RISCOS Ltd and Castle Technology were fighting with their own branches of the operating system, 26-bit RISC OS 4 & 6 and 32-bit RISC OS 5. Both closed source, and both running on limited hardware. Your choice was to run RISC OS 5 on an Iyonix, a sort-of 32-bit version of RISC OS Adjust on the A9Home or you’d have to opt for a legacy machine, a such as the RiscPC. All of which were not the cheapest to get your hands on, especially if you opted for a MicroDigital Omega and never saw your machine or your money again.

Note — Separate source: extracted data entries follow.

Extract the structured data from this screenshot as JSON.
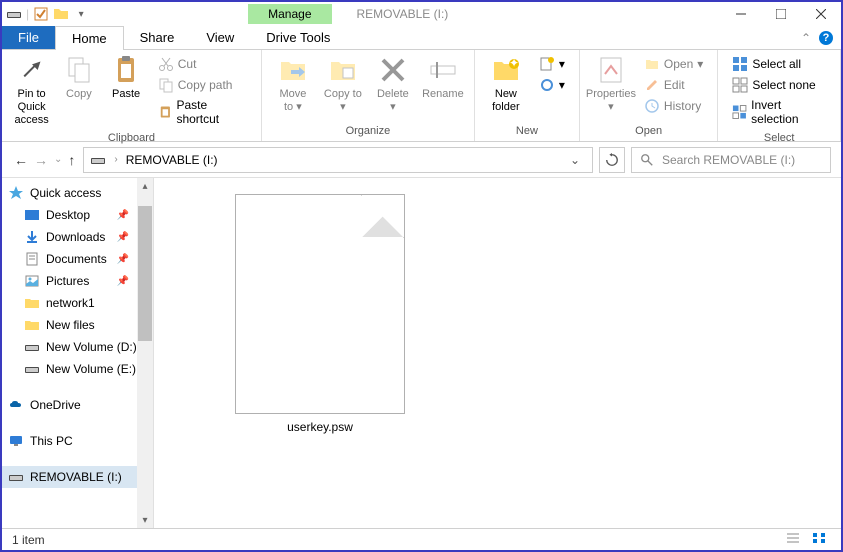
{
  "titlebar": {
    "context_tab": "Manage",
    "title": "REMOVABLE (I:)"
  },
  "tabs": {
    "file": "File",
    "home": "Home",
    "share": "Share",
    "view": "View",
    "drive_tools": "Drive Tools"
  },
  "ribbon": {
    "clipboard": {
      "label": "Clipboard",
      "pin": "Pin to Quick access",
      "copy": "Copy",
      "paste": "Paste",
      "cut": "Cut",
      "copy_path": "Copy path",
      "paste_shortcut": "Paste shortcut"
    },
    "organize": {
      "label": "Organize",
      "move_to": "Move to",
      "copy_to": "Copy to",
      "delete": "Delete",
      "rename": "Rename"
    },
    "new": {
      "label": "New",
      "new_folder": "New folder"
    },
    "open": {
      "label": "Open",
      "properties": "Properties",
      "open": "Open",
      "edit": "Edit",
      "history": "History"
    },
    "select": {
      "label": "Select",
      "select_all": "Select all",
      "select_none": "Select none",
      "invert": "Invert selection"
    }
  },
  "address": {
    "location": "REMOVABLE (I:)",
    "search_placeholder": "Search REMOVABLE (I:)"
  },
  "nav": {
    "quick_access": "Quick access",
    "desktop": "Desktop",
    "downloads": "Downloads",
    "documents": "Documents",
    "pictures": "Pictures",
    "network1": "network1",
    "new_files": "New files",
    "new_vol_d": "New Volume (D:)",
    "new_vol_e": "New Volume (E:)",
    "onedrive": "OneDrive",
    "this_pc": "This PC",
    "removable": "REMOVABLE (I:)"
  },
  "content": {
    "file1": "userkey.psw"
  },
  "status": {
    "text": "1 item"
  }
}
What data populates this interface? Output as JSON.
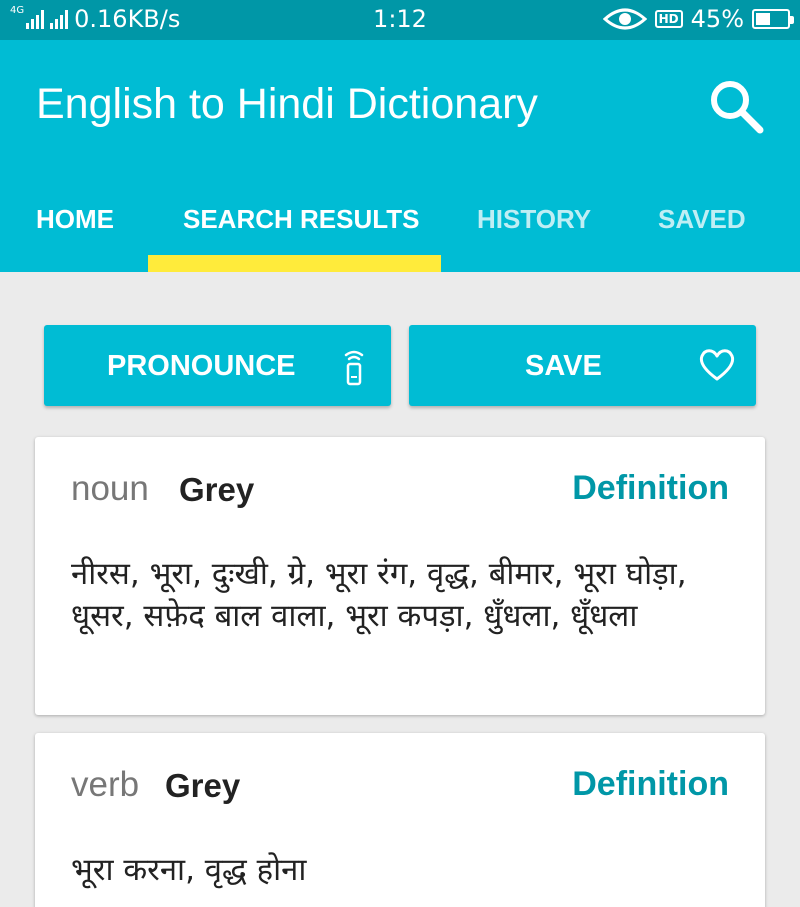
{
  "status_bar": {
    "network_type": "4G",
    "speed": "0.16KB/s",
    "time": "1:12",
    "hd_label": "HD",
    "battery": "45%",
    "battery_level": 0.45
  },
  "app_bar": {
    "title": "English to Hindi Dictionary",
    "search_icon": "search-icon"
  },
  "tabs": [
    {
      "label": "HOME",
      "active": false
    },
    {
      "label": "SEARCH RESULTS",
      "active": true
    },
    {
      "label": "HISTORY",
      "active": false
    },
    {
      "label": "SAVED",
      "active": false
    }
  ],
  "actions": {
    "pronounce_label": "PRONOUNCE",
    "pronounce_icon": "speaker-icon",
    "save_label": "SAVE",
    "save_icon": "heart-icon"
  },
  "results": [
    {
      "part_of_speech": "noun",
      "word": "Grey",
      "definition_label": "Definition",
      "meanings": "नीरस, भूरा, दुःखी, ग्रे, भूरा रंग, वृद्ध, बीमार, भूरा घोड़ा, धूसर, सफ़ेद बाल वाला, भूरा कपड़ा, धुँधला, धूँधला"
    },
    {
      "part_of_speech": "verb",
      "word": "Grey",
      "definition_label": "Definition",
      "meanings": "भूरा करना, वृद्ध होना"
    }
  ],
  "colors": {
    "primary": "#00bcd4",
    "primary_dark": "#0097a7",
    "indicator": "#ffeb3b",
    "background": "#ebebeb"
  }
}
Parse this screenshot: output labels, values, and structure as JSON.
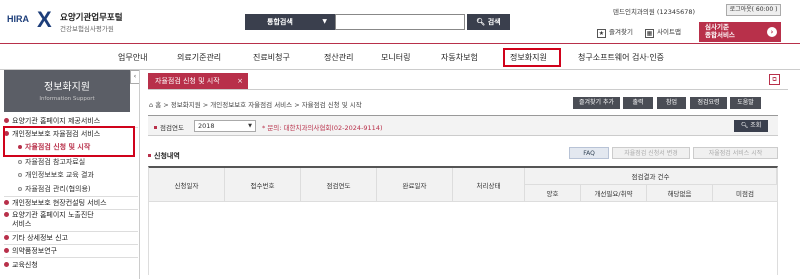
{
  "header": {
    "logo_mark": "HIRA",
    "logo_title": "요양기관업무포털",
    "logo_subtitle": "건강보험심사평가원",
    "search_category": "통합검색",
    "search_placeholder": "",
    "search_button": "검색",
    "user_name": "덴드인치과의원 (12345678)",
    "logout_label": "로그아웃( 60:00 )",
    "favorites_label": "즐겨찾기",
    "sitemap_label": "사이트맵",
    "review_button_line1": "심사기준",
    "review_button_line2": "종합서비스"
  },
  "mainnav": {
    "items": [
      "업무안내",
      "의료기준관리",
      "진료비청구",
      "정산관리",
      "모니터링",
      "자동차보험",
      "정보화지원",
      "청구소프트웨어 검사·인증"
    ],
    "active": "정보화지원"
  },
  "sidebar": {
    "title": "정보화지원",
    "subtitle": "Information Support",
    "items": [
      {
        "label": "요양기관 홈페이지 제공서비스"
      },
      {
        "label": "개인정보보호 자율점검 서비스"
      },
      {
        "label": "자율점검 신청 및 시작"
      },
      {
        "label": "자율점검 참고자료실"
      },
      {
        "label": "개인정보보호 교육 결과"
      },
      {
        "label": "자율점검 관리(협의용)"
      },
      {
        "label": "개인정보보호 현장컨설팅 서비스"
      },
      {
        "label": "요양기관 홈페이지 노출진단"
      },
      {
        "label": "서비스"
      },
      {
        "label": "기타 상세정보 신고"
      },
      {
        "label": "의약품정보연구"
      },
      {
        "label": "교육신청"
      }
    ]
  },
  "content": {
    "tab_label": "자율점검 신청 및 시작",
    "breadcrumb": "홈 > 정보화지원 > 개인정보보호 자율점검 서비스 > 자율점검 신청 및 시작",
    "actions": [
      "즐겨찾기 추가",
      "출력",
      "참업",
      "점검요령",
      "도움말"
    ],
    "filter": {
      "label": "점검연도",
      "year": "2018",
      "note": "* 문의: 대한치과의사협회(02-2024-9114)",
      "search_button": "조회"
    },
    "section_title": "신청내역",
    "faq_button": "FAQ",
    "apply_change_button": "자율점검 신청서 변경",
    "stop_service_button": "자율점검 서비스 시작",
    "table": {
      "headers": [
        "신청일자",
        "접수번호",
        "점검연도",
        "완료일자",
        "처리상태"
      ],
      "group_header": "점검결과 건수",
      "sub_headers": [
        "양호",
        "개선필요/취약",
        "해당없음",
        "미점검"
      ]
    }
  },
  "colors": {
    "accent": "#b8304a",
    "dark_button": "#3a3f4d",
    "highlight_box": "#d0021b"
  }
}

Thankfully, things have moved on massively since – and not only is RISC OS now open-source, it is developing at an ever-growing pace. The range of hardware to run it on is now mind-blowing, be it a DIY option such as a Beagle/Pandaboard or the Raspberry Pi, or a commercial solution such as the ARMX6 or the Rapido IG.
None of this could have been possible without the tireless work from the guys over at RISC OS Open – who since their inception have worked has been an enterprise powered by the efforts of people working in their spare-time and not for a profit.
RISC OS has never been in better shape – the userbase is growing, software development is active, heck there’s even a commercial games scene now – a sight I never thought I’d see again after the Artex Software’s departure from the RISC OS market following the release of TEK 1608 in 2002.